America Never Stopped Being Great
‘America never stopped being great’ was one of Hillary Clinton’s slogans in the United States Presidential Election campaign last year. An election campaign which had been one of the worst choices in a lifetime between a racist, aggressive, fundamentally flawed, multi-millionaire with no political experience and no real interest in foreign affairs, and a US Secretary of State who oversaw US foreign policy at a time when the world order collapsed, was untruthful about Libya and untruthful about her emails and was chatelaine of one of the most dishonest and self serving White Houses in recent US history.
Hillary you are right the US didn’t stop being great. The question for me is how and when did we begin to understand that it was intrinsic American moral religious and economic and family values that we should continue to admire and maybe seek to emulate, and not the political values that have been at the top of the US export list for fifty years.
In the aftermath of World War II, the United States made an enormous effort to deliberately spread American values, especially in broken Germany and devastated Japan and subsequently in worldwide attempts to fight the spread of Communism. As recently as the Bush years, a majority of Americans thought it was a good idea to invade Afghanistan and Iraq, and to remake the laws and institutions in those countries in accordance with their own.
But an influential Poll in Atlantic magazine recently found that Americans themselves now have a low opinion of their country’s values, believing that they are in decline.
Americans think family values, moral values, and religious values, things that are almost impossible to export, are most important; and that political values, are of comparatively little importance. They, like most of us believe that that their governing elites are corrupt, that they lack strong moral leaders, and that money rules in their political system.
In 1993 I was asked by Linda Chalker UK Minister of overseas development to go to Malawi, where I had a special relationship with President Banda, to tell him that he should step down and introduce more democratic governance. (a codeword for Westminster style democracy). I did so against all my better judgment. A year later he was gone and Malawi has sunk, from being a stable relatively benevolent autocracy into an economic and political morasse.
And so it has been since the end of the cold war with the influence of the United States. Except for those wiser heads in the non-aligned movement it had, for more than a generation, been a choice between the good and evil, between ‘freedom’ and the evil empire. For most of us not a difficult choice, and if alongside motherhood and apple pie the US sought t to export, by force if necessary, its political system,,,,,then so be it. From Korea to Vietnam to Central America, and then Iraq and Afghanistan the US used its military superiority its military leadership to buy the respect that it thought was needed to exercise moral influence around the world, and ensure that the United States of America could actually play the role that it believed the world was expecting from it.

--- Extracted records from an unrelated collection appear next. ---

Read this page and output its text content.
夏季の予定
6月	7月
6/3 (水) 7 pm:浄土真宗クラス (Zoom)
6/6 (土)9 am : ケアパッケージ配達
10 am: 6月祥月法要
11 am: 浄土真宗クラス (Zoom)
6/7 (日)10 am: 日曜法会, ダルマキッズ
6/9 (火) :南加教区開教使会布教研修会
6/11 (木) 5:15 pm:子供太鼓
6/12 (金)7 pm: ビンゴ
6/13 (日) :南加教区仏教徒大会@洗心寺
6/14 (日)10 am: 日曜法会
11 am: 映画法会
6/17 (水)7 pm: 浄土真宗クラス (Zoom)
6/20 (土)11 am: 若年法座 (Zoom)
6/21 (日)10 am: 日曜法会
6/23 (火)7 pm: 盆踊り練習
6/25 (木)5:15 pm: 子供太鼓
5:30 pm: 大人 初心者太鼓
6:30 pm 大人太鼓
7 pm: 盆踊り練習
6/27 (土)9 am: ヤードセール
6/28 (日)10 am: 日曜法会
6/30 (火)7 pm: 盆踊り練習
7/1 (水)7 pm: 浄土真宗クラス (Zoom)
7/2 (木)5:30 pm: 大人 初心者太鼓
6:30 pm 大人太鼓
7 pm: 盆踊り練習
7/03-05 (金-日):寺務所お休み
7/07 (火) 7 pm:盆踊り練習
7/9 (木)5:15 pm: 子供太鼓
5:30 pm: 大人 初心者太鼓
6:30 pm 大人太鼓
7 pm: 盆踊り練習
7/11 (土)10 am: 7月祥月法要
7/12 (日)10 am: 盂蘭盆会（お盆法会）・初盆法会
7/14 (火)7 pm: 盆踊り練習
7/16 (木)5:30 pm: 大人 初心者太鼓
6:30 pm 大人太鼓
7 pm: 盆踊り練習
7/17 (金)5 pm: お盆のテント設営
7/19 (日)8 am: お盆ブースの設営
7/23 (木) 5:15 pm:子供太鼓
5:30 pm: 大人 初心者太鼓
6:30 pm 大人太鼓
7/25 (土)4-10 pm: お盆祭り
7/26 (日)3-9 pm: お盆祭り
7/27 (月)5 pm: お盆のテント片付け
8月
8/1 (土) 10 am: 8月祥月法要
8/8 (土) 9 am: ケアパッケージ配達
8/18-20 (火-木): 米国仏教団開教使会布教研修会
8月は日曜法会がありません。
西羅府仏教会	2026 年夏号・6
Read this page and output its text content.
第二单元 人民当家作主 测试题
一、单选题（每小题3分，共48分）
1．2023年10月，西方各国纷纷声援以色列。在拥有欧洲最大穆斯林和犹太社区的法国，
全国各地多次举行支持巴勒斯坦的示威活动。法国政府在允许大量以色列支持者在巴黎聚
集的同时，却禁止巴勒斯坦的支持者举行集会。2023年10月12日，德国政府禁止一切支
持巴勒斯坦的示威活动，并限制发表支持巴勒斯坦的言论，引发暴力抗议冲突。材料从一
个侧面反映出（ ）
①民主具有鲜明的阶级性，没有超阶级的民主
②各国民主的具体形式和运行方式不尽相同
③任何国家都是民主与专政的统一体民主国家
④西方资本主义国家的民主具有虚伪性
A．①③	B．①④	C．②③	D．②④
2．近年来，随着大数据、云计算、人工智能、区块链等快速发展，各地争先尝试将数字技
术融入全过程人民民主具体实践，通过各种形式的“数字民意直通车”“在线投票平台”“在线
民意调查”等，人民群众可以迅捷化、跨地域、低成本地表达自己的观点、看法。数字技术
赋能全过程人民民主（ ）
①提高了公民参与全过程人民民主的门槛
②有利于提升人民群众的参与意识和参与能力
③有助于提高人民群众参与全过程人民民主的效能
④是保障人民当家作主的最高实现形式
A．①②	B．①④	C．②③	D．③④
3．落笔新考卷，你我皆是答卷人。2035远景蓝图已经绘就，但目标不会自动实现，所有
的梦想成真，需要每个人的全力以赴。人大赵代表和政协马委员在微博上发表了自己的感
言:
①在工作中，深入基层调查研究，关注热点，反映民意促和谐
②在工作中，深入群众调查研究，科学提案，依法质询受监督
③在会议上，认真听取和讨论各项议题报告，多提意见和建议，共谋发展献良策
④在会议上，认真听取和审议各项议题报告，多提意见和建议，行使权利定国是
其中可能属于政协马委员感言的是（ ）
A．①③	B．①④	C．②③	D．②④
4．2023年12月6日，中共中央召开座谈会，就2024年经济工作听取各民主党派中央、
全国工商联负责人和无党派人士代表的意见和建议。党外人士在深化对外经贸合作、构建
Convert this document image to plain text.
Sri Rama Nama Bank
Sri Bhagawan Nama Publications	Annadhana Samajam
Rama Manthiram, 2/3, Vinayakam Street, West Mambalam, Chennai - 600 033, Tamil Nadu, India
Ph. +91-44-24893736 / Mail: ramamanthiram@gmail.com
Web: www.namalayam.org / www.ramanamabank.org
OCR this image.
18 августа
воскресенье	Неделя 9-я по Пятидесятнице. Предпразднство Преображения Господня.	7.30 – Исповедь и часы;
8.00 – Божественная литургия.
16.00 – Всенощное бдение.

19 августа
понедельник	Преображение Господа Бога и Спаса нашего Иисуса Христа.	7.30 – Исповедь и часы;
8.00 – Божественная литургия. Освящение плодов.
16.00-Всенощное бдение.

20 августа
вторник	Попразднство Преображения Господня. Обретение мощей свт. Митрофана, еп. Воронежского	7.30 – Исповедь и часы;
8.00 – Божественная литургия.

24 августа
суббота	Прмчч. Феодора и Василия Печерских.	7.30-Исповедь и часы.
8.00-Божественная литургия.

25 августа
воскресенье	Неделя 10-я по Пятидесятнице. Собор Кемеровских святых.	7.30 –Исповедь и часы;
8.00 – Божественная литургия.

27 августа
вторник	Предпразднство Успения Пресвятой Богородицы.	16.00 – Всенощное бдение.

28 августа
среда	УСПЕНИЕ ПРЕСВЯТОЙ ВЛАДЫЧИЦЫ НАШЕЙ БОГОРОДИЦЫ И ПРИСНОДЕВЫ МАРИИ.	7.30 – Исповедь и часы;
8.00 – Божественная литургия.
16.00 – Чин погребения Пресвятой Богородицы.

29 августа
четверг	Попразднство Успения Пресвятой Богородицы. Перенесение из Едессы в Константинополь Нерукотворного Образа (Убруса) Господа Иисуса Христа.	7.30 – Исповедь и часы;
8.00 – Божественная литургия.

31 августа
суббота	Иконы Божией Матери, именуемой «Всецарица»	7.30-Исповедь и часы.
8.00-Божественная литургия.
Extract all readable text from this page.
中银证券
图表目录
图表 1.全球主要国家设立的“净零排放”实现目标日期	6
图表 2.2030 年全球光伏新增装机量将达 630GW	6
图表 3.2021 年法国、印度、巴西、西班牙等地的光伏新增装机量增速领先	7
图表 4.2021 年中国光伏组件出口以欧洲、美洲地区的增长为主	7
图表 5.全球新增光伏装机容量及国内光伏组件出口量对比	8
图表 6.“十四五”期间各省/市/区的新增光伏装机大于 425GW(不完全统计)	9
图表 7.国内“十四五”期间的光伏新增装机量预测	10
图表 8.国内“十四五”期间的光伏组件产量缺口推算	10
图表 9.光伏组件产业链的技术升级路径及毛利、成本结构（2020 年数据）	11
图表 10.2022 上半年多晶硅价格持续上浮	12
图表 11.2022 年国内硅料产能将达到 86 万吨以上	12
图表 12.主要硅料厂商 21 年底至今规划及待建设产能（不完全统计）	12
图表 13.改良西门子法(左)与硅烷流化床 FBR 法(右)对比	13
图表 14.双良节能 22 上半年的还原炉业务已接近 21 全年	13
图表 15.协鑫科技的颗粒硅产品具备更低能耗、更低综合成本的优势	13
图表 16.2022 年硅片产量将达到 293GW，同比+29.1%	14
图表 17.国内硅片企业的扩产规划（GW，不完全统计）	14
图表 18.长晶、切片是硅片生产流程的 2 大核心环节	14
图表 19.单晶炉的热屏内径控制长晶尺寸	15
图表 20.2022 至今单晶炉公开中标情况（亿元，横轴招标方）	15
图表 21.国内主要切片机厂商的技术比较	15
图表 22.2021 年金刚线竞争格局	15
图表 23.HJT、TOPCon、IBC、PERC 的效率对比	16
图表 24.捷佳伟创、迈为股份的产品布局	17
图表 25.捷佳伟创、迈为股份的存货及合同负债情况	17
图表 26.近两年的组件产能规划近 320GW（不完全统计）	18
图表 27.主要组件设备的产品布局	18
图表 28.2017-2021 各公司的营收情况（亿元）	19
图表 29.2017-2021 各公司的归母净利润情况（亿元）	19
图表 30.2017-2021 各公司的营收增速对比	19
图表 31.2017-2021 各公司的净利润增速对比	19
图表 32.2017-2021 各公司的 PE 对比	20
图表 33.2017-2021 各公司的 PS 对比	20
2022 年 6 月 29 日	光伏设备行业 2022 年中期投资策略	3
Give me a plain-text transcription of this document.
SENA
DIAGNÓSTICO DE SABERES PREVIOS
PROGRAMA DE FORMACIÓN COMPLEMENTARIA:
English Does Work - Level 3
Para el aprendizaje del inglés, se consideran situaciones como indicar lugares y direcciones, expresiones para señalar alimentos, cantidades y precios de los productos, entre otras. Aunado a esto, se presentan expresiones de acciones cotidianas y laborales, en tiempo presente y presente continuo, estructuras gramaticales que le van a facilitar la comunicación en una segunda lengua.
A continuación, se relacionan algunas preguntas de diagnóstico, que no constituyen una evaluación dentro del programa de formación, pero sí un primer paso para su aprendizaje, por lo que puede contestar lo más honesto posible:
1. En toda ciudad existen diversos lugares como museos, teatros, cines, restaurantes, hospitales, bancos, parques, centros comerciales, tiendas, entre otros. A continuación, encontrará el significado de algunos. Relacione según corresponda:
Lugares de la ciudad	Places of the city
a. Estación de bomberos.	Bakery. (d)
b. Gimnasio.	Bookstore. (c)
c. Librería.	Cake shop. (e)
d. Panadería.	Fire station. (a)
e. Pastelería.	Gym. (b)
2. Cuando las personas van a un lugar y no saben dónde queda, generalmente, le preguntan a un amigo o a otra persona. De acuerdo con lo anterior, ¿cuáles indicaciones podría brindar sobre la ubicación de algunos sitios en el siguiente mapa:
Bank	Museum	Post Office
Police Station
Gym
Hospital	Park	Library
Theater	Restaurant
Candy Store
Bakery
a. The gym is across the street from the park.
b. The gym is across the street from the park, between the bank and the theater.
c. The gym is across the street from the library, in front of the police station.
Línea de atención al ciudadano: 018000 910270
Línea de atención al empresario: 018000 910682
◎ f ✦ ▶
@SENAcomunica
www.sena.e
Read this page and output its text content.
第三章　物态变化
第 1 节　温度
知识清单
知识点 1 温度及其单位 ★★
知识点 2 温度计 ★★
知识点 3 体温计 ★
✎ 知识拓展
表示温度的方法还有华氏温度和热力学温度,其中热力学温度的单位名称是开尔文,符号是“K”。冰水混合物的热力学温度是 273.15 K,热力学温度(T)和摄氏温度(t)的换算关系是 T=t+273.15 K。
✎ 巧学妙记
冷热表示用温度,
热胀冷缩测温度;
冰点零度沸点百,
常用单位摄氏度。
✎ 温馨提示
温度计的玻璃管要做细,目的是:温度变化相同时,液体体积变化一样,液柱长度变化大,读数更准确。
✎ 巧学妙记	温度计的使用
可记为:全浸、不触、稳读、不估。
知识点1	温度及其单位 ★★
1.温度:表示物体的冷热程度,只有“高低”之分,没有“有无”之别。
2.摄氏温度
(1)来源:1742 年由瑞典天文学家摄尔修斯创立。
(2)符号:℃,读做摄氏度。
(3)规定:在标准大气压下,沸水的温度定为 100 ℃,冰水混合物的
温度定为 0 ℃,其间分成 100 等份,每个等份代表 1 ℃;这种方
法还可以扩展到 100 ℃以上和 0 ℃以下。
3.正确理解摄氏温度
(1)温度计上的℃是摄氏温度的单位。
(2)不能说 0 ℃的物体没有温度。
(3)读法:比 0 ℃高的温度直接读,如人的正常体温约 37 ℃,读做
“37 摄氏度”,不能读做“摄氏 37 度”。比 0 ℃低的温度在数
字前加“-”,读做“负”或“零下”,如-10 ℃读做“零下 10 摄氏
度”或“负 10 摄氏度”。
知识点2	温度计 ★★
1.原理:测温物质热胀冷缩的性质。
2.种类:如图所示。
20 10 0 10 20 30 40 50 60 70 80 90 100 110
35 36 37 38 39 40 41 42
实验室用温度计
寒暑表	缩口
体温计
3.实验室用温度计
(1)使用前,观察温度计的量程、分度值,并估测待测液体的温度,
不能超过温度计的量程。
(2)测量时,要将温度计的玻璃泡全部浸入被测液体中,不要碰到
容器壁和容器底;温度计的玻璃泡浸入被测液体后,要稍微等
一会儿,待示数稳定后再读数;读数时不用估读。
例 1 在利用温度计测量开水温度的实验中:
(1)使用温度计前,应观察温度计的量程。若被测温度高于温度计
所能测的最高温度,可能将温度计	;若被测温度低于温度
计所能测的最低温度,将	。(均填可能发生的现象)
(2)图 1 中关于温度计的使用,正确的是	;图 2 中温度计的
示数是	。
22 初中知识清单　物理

Joseph Nye Jr. in the late 1980s, invented the term “soft power” — the ability of a country to persuade others to do what it wants without force or coercion. Nye argues that successful states need both hard and soft power — the ability to coerce others as well as the ability to shape their long-term attitudes and preferences. The United States, and its allies can dominate others, but they should also exert effort projecting soft power, with the help of their companies, foundations, universities, churches, and other institutions of civil society.
The US and its confrontational and corrupt political system are not models for the rest of the world. It is perfectly possible for people and governments to admire US intrinsic moral values but resist U.S. foreign policy. As Nye would say U.S. security hinges more on winning hearts and minds than on winning wars.
And to end with a particularly timely if uncomfortable observation. We know from other surveys that a majority of Americans support drone strikes abroad where the CIA kills alleged “militants” without any sort of transparency or legal process, sometimes without even knowing the identities of the targets. That’s an extraordinary power that America’s governing elite asserts: the power to kill anyone based on the judgment of a few people in Washington, D.C.
It is this fundamental contradiction in the moral stance of a US public that believes its leaders can be trusted to exercise that awful power in secret, and at the same time believes that its leaders lack strong morals, are prone to scandal, and are easily corruptible that leaves the rest of us bewildered and unconvinced.